The security analysis of system has been widely analysed by the i* community as overviewed in [ 19 ]. As already mentioned, our work builds upon the vulnerability centric framework for dreaded events identification at the business level [ 8 ]. Work focusing of Socio-Technical System (STS) are the closest to our research. Secure Tropos has developed the STS approach for modelling and reasoning about security requirements [ 20 ]. It combines a precise modelling language capturing contracts constraining the interactions among STS actors and a tooling for reasoning on the model and detecting possible conflicts among security requirements and between security requirements and actors’ business policies. Compared to secure Tropos [ 9 ], our approach has less reasoning capabilities but aims at more precise connections with infrastructure models which is missing here. However, this dimension is captured by an holistic security requirements analysis framework for STS [ 19 ]. The approach is even structured in three diferent layers: business, software and infrastructure, with specific specialisations of i* concepts across these layers. The approach proposes diferent refinement strategies based on security properties, assets or time periods. It is supported by a prototype tool. This work can help drive a better mapping between our business and at technical level (mixed software/infrastructure model), at least in a top-down way. However, we believe we should keep an infrastructure domain specific language as technical target while keeping a link with security requirements at that level using i*. The approach should also be enriched with missing bottom-up strategies to address threats originating from the technical level.

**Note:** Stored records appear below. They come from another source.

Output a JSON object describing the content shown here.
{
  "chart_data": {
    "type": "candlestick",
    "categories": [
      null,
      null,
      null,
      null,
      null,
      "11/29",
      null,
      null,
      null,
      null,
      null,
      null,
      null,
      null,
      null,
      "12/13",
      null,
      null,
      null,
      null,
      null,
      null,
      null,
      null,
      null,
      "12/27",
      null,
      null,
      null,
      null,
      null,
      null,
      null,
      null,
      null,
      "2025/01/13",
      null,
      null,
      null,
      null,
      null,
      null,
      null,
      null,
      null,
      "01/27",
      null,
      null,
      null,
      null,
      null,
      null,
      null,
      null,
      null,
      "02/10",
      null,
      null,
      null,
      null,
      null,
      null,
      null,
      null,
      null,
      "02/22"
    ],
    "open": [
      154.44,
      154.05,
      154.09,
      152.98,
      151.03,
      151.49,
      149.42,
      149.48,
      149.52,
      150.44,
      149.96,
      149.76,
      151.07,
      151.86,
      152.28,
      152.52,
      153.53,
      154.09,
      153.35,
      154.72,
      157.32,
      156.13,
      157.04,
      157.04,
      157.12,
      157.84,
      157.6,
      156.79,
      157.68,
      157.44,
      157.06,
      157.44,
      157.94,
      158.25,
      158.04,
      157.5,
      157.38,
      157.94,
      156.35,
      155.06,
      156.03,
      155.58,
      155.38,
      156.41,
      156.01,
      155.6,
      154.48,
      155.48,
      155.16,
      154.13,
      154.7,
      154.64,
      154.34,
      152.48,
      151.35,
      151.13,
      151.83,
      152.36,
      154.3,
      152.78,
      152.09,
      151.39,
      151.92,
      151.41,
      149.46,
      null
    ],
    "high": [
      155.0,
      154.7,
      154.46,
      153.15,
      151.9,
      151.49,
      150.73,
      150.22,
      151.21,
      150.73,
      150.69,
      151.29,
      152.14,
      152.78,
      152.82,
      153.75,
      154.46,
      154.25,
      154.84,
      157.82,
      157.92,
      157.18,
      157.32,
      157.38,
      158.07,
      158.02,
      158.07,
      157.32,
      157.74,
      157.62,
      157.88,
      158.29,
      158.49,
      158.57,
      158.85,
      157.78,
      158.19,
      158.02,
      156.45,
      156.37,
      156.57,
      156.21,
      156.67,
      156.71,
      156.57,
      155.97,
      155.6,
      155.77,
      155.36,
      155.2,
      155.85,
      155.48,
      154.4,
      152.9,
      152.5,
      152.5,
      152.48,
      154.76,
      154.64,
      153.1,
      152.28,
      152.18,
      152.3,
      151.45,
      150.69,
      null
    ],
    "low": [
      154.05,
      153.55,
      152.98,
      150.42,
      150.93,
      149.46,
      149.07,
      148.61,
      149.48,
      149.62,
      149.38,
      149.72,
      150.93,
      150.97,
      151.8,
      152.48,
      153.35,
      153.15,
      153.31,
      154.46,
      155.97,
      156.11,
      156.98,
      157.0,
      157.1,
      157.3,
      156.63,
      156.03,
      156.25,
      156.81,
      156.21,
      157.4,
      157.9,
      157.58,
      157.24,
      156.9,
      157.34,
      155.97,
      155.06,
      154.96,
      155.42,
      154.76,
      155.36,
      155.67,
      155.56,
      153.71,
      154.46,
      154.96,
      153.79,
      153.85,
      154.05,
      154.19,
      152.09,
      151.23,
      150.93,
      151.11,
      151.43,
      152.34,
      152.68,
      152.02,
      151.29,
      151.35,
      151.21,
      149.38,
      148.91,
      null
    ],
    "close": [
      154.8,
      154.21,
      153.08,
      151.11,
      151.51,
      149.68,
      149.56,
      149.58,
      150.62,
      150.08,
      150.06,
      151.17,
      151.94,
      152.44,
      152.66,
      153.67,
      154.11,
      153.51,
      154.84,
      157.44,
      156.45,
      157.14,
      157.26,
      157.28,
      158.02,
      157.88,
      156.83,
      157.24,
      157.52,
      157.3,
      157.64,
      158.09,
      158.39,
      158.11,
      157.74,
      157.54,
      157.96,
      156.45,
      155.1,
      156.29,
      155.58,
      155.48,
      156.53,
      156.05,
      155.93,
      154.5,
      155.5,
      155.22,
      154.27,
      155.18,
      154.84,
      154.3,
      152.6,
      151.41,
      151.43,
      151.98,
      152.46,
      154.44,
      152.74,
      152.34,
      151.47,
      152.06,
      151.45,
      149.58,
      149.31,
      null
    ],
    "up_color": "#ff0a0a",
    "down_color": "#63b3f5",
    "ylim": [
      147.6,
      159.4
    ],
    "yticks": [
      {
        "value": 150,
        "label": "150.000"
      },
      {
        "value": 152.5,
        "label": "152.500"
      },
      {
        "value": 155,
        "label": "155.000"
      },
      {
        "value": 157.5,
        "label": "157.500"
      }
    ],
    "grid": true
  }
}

The qualitative assessment proposed by EBIOS can also fit in to improve the criticality analysis.

Compared to the early CORAS method [ 5 ], our work support both business and infrastructure modelling but is more directly anchored towards the production of a risk analysis process as specified in most cyber security standards such as ISO27K or IEC 62443. Finally, compared to the complete CAIRIS platform [ 11 ], our work is purposely more lightweight and focused on a specific methodology but anchored in similar GORE modelling principles.

Our ongoing work to provide model-based support for EBIOS is showing promising results on our wastewater facility. We aim to grow our preliminary tooling into an usable prototype to conduct a validation study about 30 risks analysis that will be compared with another set of risk analysis carried out with a pure document-based approach. This will allow us to identify the real benefits, to provide better guidance and refine the tooling. Finally, the work can be generalised to other risk assessment methods, e.g. for IEC 62443 including zones and conduits. This work is partly funded by the CYRUS project of the Walloon Region (8227). We thanks the participants (CILE, CCB) of the Belgium NIS workshop of the water domain for their input.